在想什么?萧煜走到她身后,温热的气息拂过耳畔,顺手为她拢了拢被风吹乱的鬓发,这喜服样式倒是别致。
苏奕晴转头笑答:想着别太张扬,又不想失了礼数。你看这银线绣海棠,既合了咱们留园的景致,也暗合了‘满堂春的寓意。
萧煜拿起图样细细端详,指尖划过纸面:都听你的,只是别累着。昨日让绣坊送来的孔雀羽线,你可要用在裙摆?
他记得她提过现代婚礼的简约美学,便特意寻来这种光泽柔和却不失华贵的丝线,既不似金线那般招摇,又比普通丝线更显精致。
苏奕晴突然想起一事,“那个萧珩,到底去哪了?”
其实那一次她在天牢里见到苏棠时说萧珩被送到天牢言家父子身边,其实只是随口一说,就是为了刺激苏棠的。

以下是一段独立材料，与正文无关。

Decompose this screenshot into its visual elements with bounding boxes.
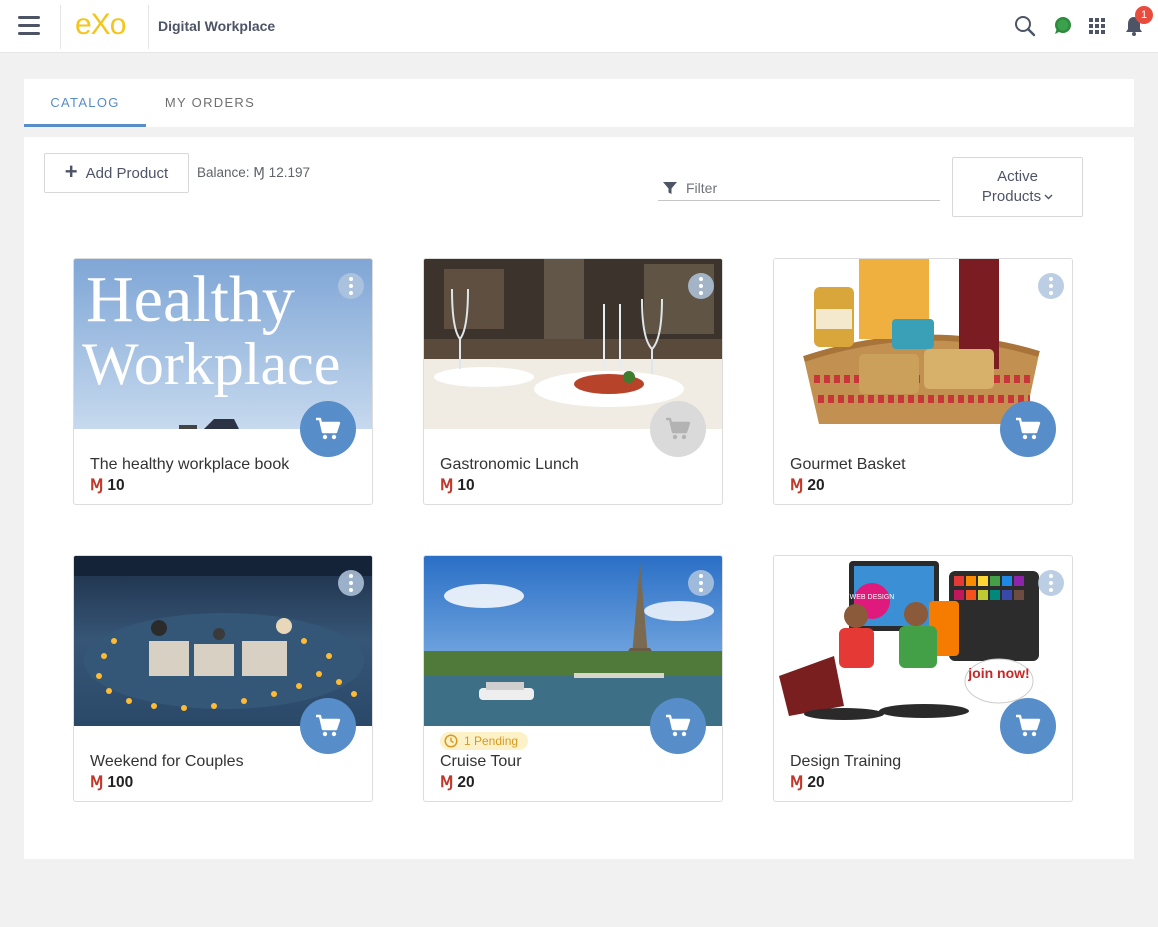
plus-icon: + — [64, 159, 78, 184]
app-title: Digital Workplace — [158, 18, 276, 34]
clock-icon — [444, 734, 458, 748]
product-card[interactable]: Gastronomic Lunch Ɱ 10 — [423, 258, 723, 505]
product-card[interactable]: 1 Pending Cruise Tour Ɱ 20 — [423, 555, 723, 802]
web-design-badge: WEB DESIGN — [850, 594, 895, 601]
tab-my-orders[interactable]: MY ORDERS — [152, 79, 268, 127]
chevron-down-icon — [1044, 194, 1053, 200]
add-product-button[interactable]: + Add Product — [44, 153, 189, 193]
price-value: 20 — [807, 774, 825, 791]
currency-symbol: Ɱ — [90, 774, 104, 791]
filter-input[interactable] — [686, 179, 926, 196]
chat-icon[interactable] — [1050, 14, 1074, 38]
product-price: Ɱ 10 — [90, 476, 125, 495]
more-options-icon[interactable] — [688, 570, 714, 596]
currency-symbol: Ɱ — [90, 477, 104, 494]
add-product-label: Add Product — [85, 164, 169, 182]
more-options-icon[interactable] — [688, 273, 714, 299]
more-options-icon[interactable] — [1038, 570, 1064, 596]
currency-symbol: Ɱ — [440, 477, 454, 494]
add-to-cart-button[interactable] — [1000, 698, 1056, 754]
product-title: Weekend for Couples — [90, 753, 244, 770]
product-price: Ɱ 20 — [440, 773, 475, 792]
join-now-text: join now! — [967, 665, 1029, 681]
pending-badge: 1 Pending — [440, 732, 529, 750]
price-value: 100 — [107, 774, 134, 791]
product-price: Ɱ 10 — [440, 476, 475, 495]
product-card[interactable]: Gourmet Basket Ɱ 20 — [773, 258, 1073, 505]
filter-field[interactable] — [658, 175, 940, 201]
pending-label: 1 Pending — [464, 734, 519, 748]
price-value: 10 — [107, 477, 125, 494]
cart-icon — [666, 417, 691, 440]
apps-grid-icon[interactable] — [1085, 14, 1109, 38]
price-value: 20 — [807, 477, 825, 494]
notification-badge: 1 — [1135, 6, 1153, 24]
search-icon[interactable] — [1013, 14, 1037, 38]
book-title-line1: Healthy — [86, 263, 295, 336]
add-to-cart-button-disabled[interactable] — [650, 401, 706, 457]
cart-icon — [666, 714, 691, 737]
tabs-bar: CATALOG MY ORDERS — [24, 79, 1134, 127]
price-value: 20 — [457, 774, 475, 791]
product-title: The healthy workplace book — [90, 456, 290, 473]
product-price: Ɱ 20 — [790, 476, 825, 495]
cart-icon — [316, 714, 341, 737]
product-title: Cruise Tour — [440, 753, 522, 770]
currency-symbol: Ɱ — [440, 774, 454, 791]
filter-icon — [663, 181, 677, 194]
tab-catalog[interactable]: CATALOG — [24, 79, 146, 127]
divider — [148, 5, 149, 49]
book-title-line2: Workplace — [82, 331, 340, 397]
price-value: 10 — [457, 477, 475, 494]
product-title: Gourmet Basket — [790, 456, 906, 473]
divider — [60, 5, 61, 49]
catalog-panel: + Add Product Balance: Ɱ 12.197 Active P… — [24, 137, 1134, 859]
product-card[interactable]: Healthy Workplace The healthy workplace … — [73, 258, 373, 505]
balance-text: Balance: Ɱ 12.197 — [197, 165, 310, 180]
currency-symbol: Ɱ — [790, 477, 804, 494]
more-options-icon[interactable] — [338, 273, 364, 299]
product-title: Design Training — [790, 753, 902, 770]
status-filter-label-line2: Products — [981, 188, 1042, 205]
cart-icon — [316, 417, 341, 440]
more-options-icon[interactable] — [1038, 273, 1064, 299]
product-card[interactable]: WEB DESIGN join now! Design Training Ɱ 2… — [773, 555, 1073, 802]
add-to-cart-button[interactable] — [650, 698, 706, 754]
status-filter-label-line1: Active — [997, 168, 1038, 185]
add-to-cart-button[interactable] — [1000, 401, 1056, 457]
top-bar: eXo Digital Workplace 1 — [0, 0, 1158, 53]
more-options-icon[interactable] — [338, 570, 364, 596]
product-card[interactable]: Weekend for Couples Ɱ 100 — [73, 555, 373, 802]
add-to-cart-button[interactable] — [300, 401, 356, 457]
product-title: Gastronomic Lunch — [440, 456, 579, 473]
product-price: Ɱ 20 — [790, 773, 825, 792]
cart-icon — [1016, 417, 1041, 440]
status-filter-dropdown[interactable]: Active Products — [952, 157, 1083, 217]
logo[interactable]: eXo — [75, 8, 126, 42]
cart-icon — [1016, 714, 1041, 737]
product-price: Ɱ 100 — [90, 773, 133, 792]
currency-symbol: Ɱ — [790, 774, 804, 791]
menu-icon[interactable] — [18, 16, 40, 36]
add-to-cart-button[interactable] — [300, 698, 356, 754]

实则是之前听闻萧珩跪在宫门口求见太后,太后将萧珩接进宫中,之后就没了下文。
萧煜沉默了一瞬才答道,“他被母后送到苏棠身边了。”
苏奕晴:“……那也好,孩子和母亲呆在一起才是最好的。”
尽管苏棠没几个月好活了。
“那之后呢?”
她问。
萧煜知道她的意思,摇头道,“孩子是无辜的,或许之后母后另有安排吧。到底在母后跟前喊了皇祖母那么多年……”
她突然伸起一根手指勾起他的下巴,“说,你那好大儿养了六年,你就当真对他一点感情也没有?”
萧煜瞪她,“我总共就没见过他几次!连他长什么样儿都不知道!”
苏奕晴耸耸肩,“真是个绝情的男人,人家好歹喊了你六年父王。”
“呵!”他冷笑,“那个女人还喊了你老公夫君喊了六年了呢!你居然不吃醋?”
苏奕晴目瞪口呆,“她喊你夫君,明明是她的错,也是你的错,怎么怪到我不吃醋了?”
萧煜哼哼,“本王好歹在边境好几年,回京也才不过一年多。你可是足足在言家呆了七年!”
苏奕晴终于get到他的点了。
原来是嫌弃她白白喊了言墨涵夫君七年!
儿子也是真真切切喊了言墨涵父亲七年!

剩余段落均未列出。